Different segments experience different market trends
In spite of difficult conditions, Bell Switzerland turned in a solid performance. Higher raw material prices and fiercer competition increased the pressure on margins. Bell Switzerland largely countered these trends with strong sales promotion measures and further efficiency improvements and increased its sales volumes as well as its sales revenue.
Bell Germany was faced with difficult framework conditions throughout the financial year. The fierce competitive pressure resulted in higher listing volatility and the prior year's sales figures could not be equalled. The sharp increase in raw material prices for pork also intensified margin pressure. The branded goods business performed well and brand concepts made further progress in market penetration.
In 2016, Bell International experienced strong growth particularly due to the integration of the acquisition of the poultry specialist Huber. The poultry business as well as the activities in Poland and Hungary trended positively. In France and the Czech Republic on the other hand, the massive increase in raw material prices partly wiped out the operational progress that had been achieved.
The contribution of the Hilcona Group to the overall results of the Group rose considerably in the reporting year as a result of its full-year consolidation (previous year eight months), organic growth and the acquisitions. Successful efficiency enhancement measures and innovations further improved Hilcona's result (fresh convenience). Eisberg/Gastro Star (convenience salads) can also look back on a successful financial year and once again posted growth in all relevantmarkets. The positive business performance is also due to the company’s strong innovative power.
Bell share performs well once again
At the end of 2016, the price of the Bell share was CHF 438.75. The share performed very well again with an annual share price increase of 29.4 percent and closed considerably better than the market. Given the increasingly difficult market conditions and planned investment projects, the Board of Directors is requesting the General Meeting to approve the same dividend as last year of CHF 7 per share.

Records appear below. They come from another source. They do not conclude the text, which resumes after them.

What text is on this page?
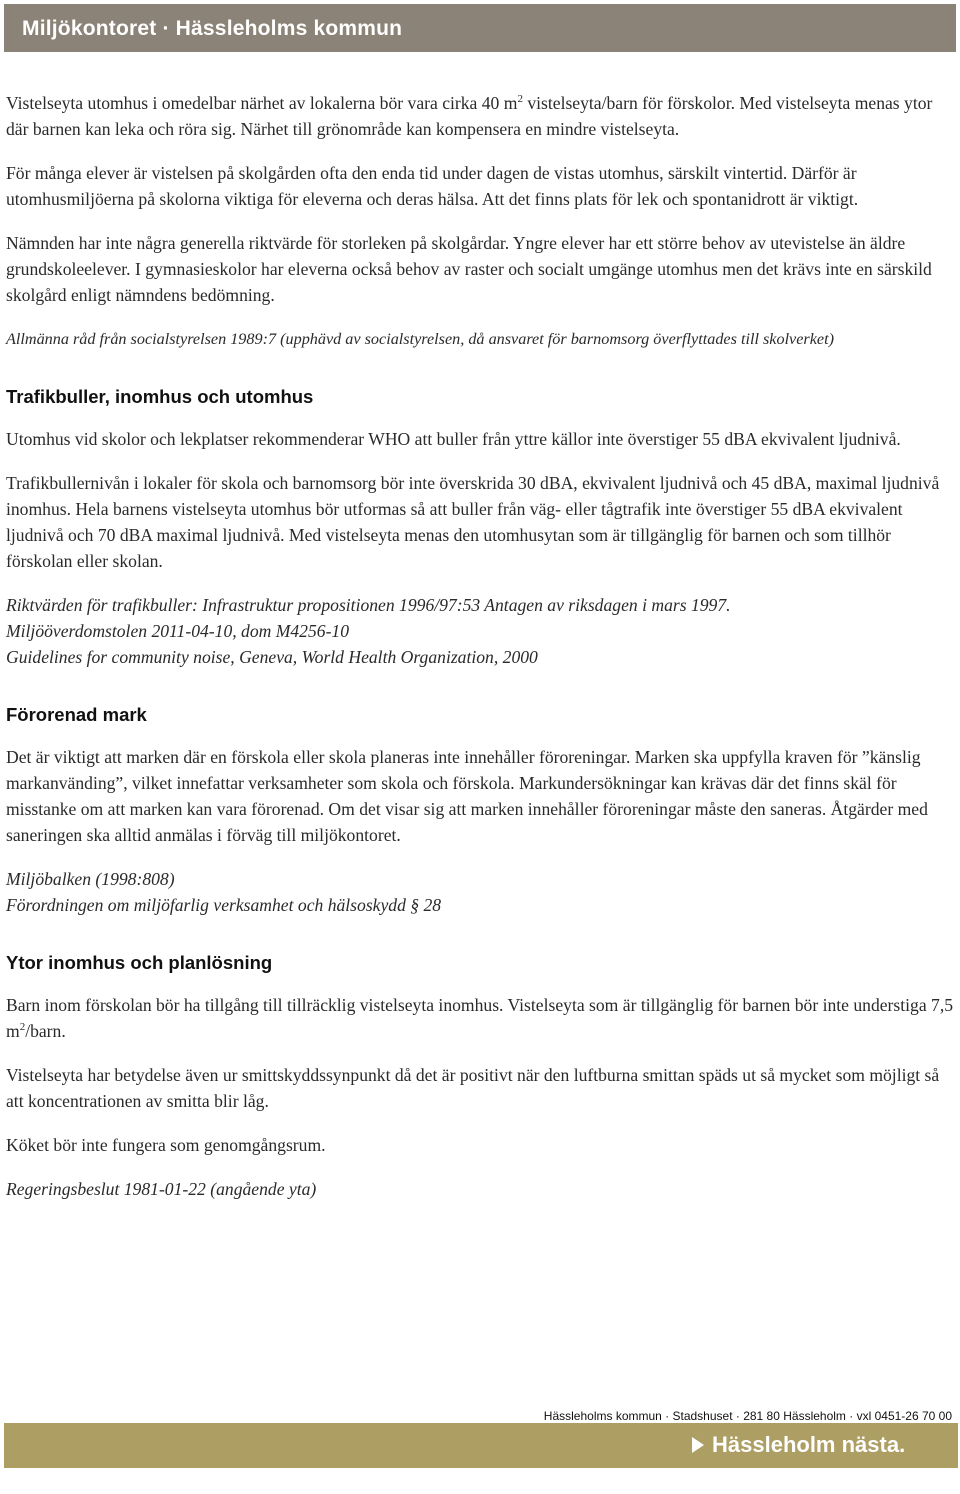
Miljökontoret · Hässleholms kommun

Vistelseyta utomhus i omedelbar närhet av lokalerna bör vara cirka 40 $m^2$ vistelseyta/barn för förskolor. Med vistelseyta menas ytor där barnen kan leka och röra sig. Närhet till grönområde kan kompensera en mindre vistelseyta.

För många elever är vistelsen på skolgården ofta den enda tid under dagen de vistas utomhus, särskilt vintertid. Därför är utomhusmiljöerna på skolorna viktiga för eleverna och deras hälsa. Att det finns plats för lek och spontanidrott är viktigt.

Nämnden har inte några generella riktvärde för storleken på skolgårdar. Yngre elever har ett större behov av utevistelse än äldre grundskoleelever. I gymnasieskolor har eleverna också behov av raster och socialt umgänge utomhus men det krävs inte en särskild skolgård enligt nämndens bedömning.

Allmänna råd från socialstyrelsen 1989:7 (upphävd av socialstyrelsen, då ansvaret för barnomsorg överflyttades till skolverket)

Trafikbuller, inomhus och utomhus

Utomhus vid skolor och lekplatser rekommenderar WHO att buller från yttre källor inte överstiger 55 dBA ekvivalent ljudnivå.

Trafikbullernivån i lokaler för skola och barnomsorg bör inte överskrida 30 dBA, ekvivalent ljudnivå och 45 dBA, maximal ljudnivå inomhus. Hela barnens vistelseyta utomhus bör utformas så att buller från väg- eller tågtrafik inte överstiger 55 dBA ekvivalent ljudnivå och 70 dBA maximal ljudnivå. Med vistelseyta menas den utomhusytan som är tillgänglig för barnen och som tillhör förskolan eller skolan.

Riktvärden för trafikbuller: Infrastruktur propositionen 1996/97:53 Antagen av riksdagen i mars 1997.

Miljööverdomstolen 2011-04-10, dom M4256-10

Guidelines for community noise, Geneva, World Health Organization, 2000

Förorenad mark

Det är viktigt att marken där en förskola eller skola planeras inte innehåller föroreningar. Marken ska uppfylla kraven för ”känslig markanvänding”, vilket innefattar verksamheter som skola och förskola. Markundersökningar kan krävas där det finns skäl för misstanke om att marken kan vara förorenad. Om det visar sig att marken innehåller föroreningar måste den saneras. Åtgärder med saneringen ska alltid anmälas i förväg till miljökontoret.

Miljöbalken (1998:808)

Förordningen om miljöfarlig verksamhet och hälsoskydd § 28

Ytor inomhus och planlösning

Barn inom förskolan bör ha tillgång till tillräcklig vistelseyta inomhus. Vistelseyta som är tillgänglig för barnen bör inte understiga 7,5 $m^2$/barn.

Vistelseyta har betydelse även ur smittskyddssynpunkt då det är positivt när den luftburna smittan späds ut så mycket som möjligt så att koncentrationen av smitta blir låg.

Köket bör inte fungera som genomgångsrum.

Regeringsbeslut 1981-01-22 (angående yta)

Hässleholms kommun · Stadshuset · 281 80 Hässleholm · vxl 0451-26 70 00
Hässleholm nästa.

Strategic investments in further growth
In the course of the past few years, the Bell Group has evolved from a traditional Swiss meat processing company into one of the leading meat and convenience specialists in Europe. A new brand strategy has been developed in line with this. It reflects in particular the merging of the traditional business area of meat, poultry, charcuterie and seafood with the newer areas of fresh convenience and convenience salads under the umbrella name for the company, Bell Food Group.
As well as the acquisitions in recent years, operational performance has been considerably increased through investments in the production sites. The first projects have been defined for the Basel and Oensingen sites within the framework of the investment programme for the Swiss production sites. Bell expects the first projects for new buildings and conversions to be ready for implementation in 2017.
Bell anticipates that the difficult framework conditions will continue throughout the current year, in particular due to the continued volatility in the prices for raw materials and the fact that competition remains fierce. The focus of commercial activities stays on the continued seamless integration of the companies that have been acquired, the implementation of the investment programme in Switzerland and continued operational progress in all business areas.